For the hyperglycemic patient, the early treatment of liposomal amphotericin B and if necessary surgical treatment is needed. Hyperglycemia is annoyed with COVID-19 effective therapy, namely glucocorticoids. Multi-organ dysfunction and co-existing Acute Respiratory Distress Syndrome (ARDS) prevent timely testing and diagnostic imaging. , The hospitals are overburdened by patients of COVID-19, and diagnostics after those surgeries can be curtailed significantly. Hence, the mortality of COVID-19 associated mucormycosis may higher than non-COVID patients with mucormycosis because of the immunosuppressed condition of the patient, presence of acute hyperglycemia, and necessarily use of glucocorticoids to treat the severity of COVID-19. , , Thus, in moderate COVID-19 cases (absence of hyperglycemia), the huge dose of glucocorticoid utilization must be avoided. Hence, the judicial considerable use of glucocorticoids in COVID-19 cases is necessary because this aggravates the hyperglycemia condition and advances the formation of diabetes ketoacidosis. Apart from this, in COVID-19 treatment, there is also an increment of D-Dimer as a product of cross-linked fibrin (inappropriate blood clot or thrombus formation). To treat the inappropriate formation of thrombus, the immunomodulatory drug tocilizumab is using, which also unluckily, promotes the mucormycosis infection. Therefore, the use of drugs like tocilizumab which are targeting the immune pathways is discouraged without any transparent benefit. , Moreover, the virus causes the dysregulation of the immune system and as a result, using consistent immunomodulatory medical drugs like tocilizumab can further raise this dreadful infection in the patients of COVID-19 disease. , , So, it is necessary to use judicially under intense monitoring of the patient to detect an early fungal infestation.

Conclusion

The recurrence of mucormycosis, opportunistic microorganisms has expanded altogether in the previous twenty years. This study gives an overview of comparative cases of different countries, along with the implications of the disease. The rise in mucormycosis emerges to be the result of certain factors including diabetes, uncontrolled use of glucocorticoids (which raises blood glucose, free iron that advances the probable fungal infection), and COVID-19 infection (cytokine storm, neutropenia, endothelial cell surface injury). The involvement between the fungal species of Rhizopus and the endothelial cells has also been featured. The mechanism concerning the pathogenesis of the disease has been comprehended and would initiate a vital role in future elevation. Recent tentative regimens for the treatment of mucormycosis comprises the usage of Amphotericin B and Isavuconazole.

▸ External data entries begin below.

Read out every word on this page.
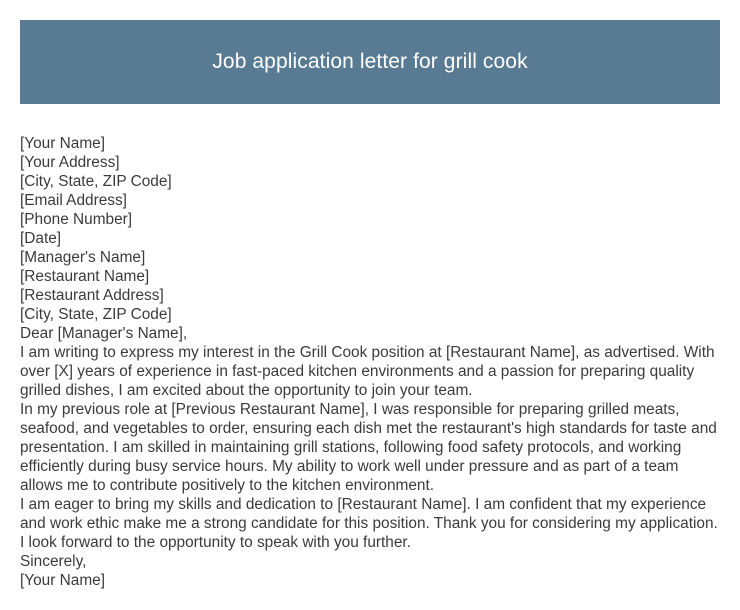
Job application letter for grill cook
[Your Name]
[Your Address]
[City, State, ZIP Code]
[Email Address]
[Phone Number]
[Date]
[Manager's Name]
[Restaurant Name]
[Restaurant Address]
[City, State, ZIP Code]
Dear [Manager's Name],
I am writing to express my interest in the Grill Cook position at [Restaurant Name], as advertised. With over [X] years of experience in fast-paced kitchen environments and a passion for preparing quality grilled dishes, I am excited about the opportunity to join your team.
In my previous role at [Previous Restaurant Name], I was responsible for preparing grilled meats, seafood, and vegetables to order, ensuring each dish met the restaurant's high standards for taste and presentation. I am skilled in maintaining grill stations, following food safety protocols, and working efficiently during busy service hours. My ability to work well under pressure and as part of a team allows me to contribute positively to the kitchen environment.
I am eager to bring my skills and dedication to [Restaurant Name]. I am confident that my experience and work ethic make me a strong candidate for this position. Thank you for considering my application. I look forward to the opportunity to speak with you further.
Sincerely,
[Your Name]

The administration of therapeutic substances should be closely managed to obtain a therapeutic impact at the moderate possible dose and for the shortest possible duration under keen observation. In the future, an improved establishment of the criteria regarding the diagnosis for COVID-19 associated mucormycosis is required including the radiological patterns of COVID-19 and the difficulty of isolating Rhizopus spp. Finally, rapid diagnosis and surgical debridement are considered to be the keystone for this life-threatening disease.

Authors’ contributions

Conceptualization: [Joy Sarkar]; Methodology: [Joy Sarkar]; Formal analysis and investigation: [Joy Sarkar]; Writing – original draft preparation: [Deganta Ghosh], [Sagardeep Dey], [Himanko Chakraborty], [Ankita Halder], [Akash Sarkar], [Sneha Mukherjee], [Pallab Chakraborty], [Rajdeep Ghosh]; Writing – review and editing: [Joy Sarkar]; Funding acquisition: [N/A]; Resources: [N/A]; Supervision: [Joy Sarkar].

Declaration of competing interest

On behalf of all listed authors, the corresponding author declares that there is not any sort of financial and non-financial conflict of interest in the subject materials mentioned in this manuscript.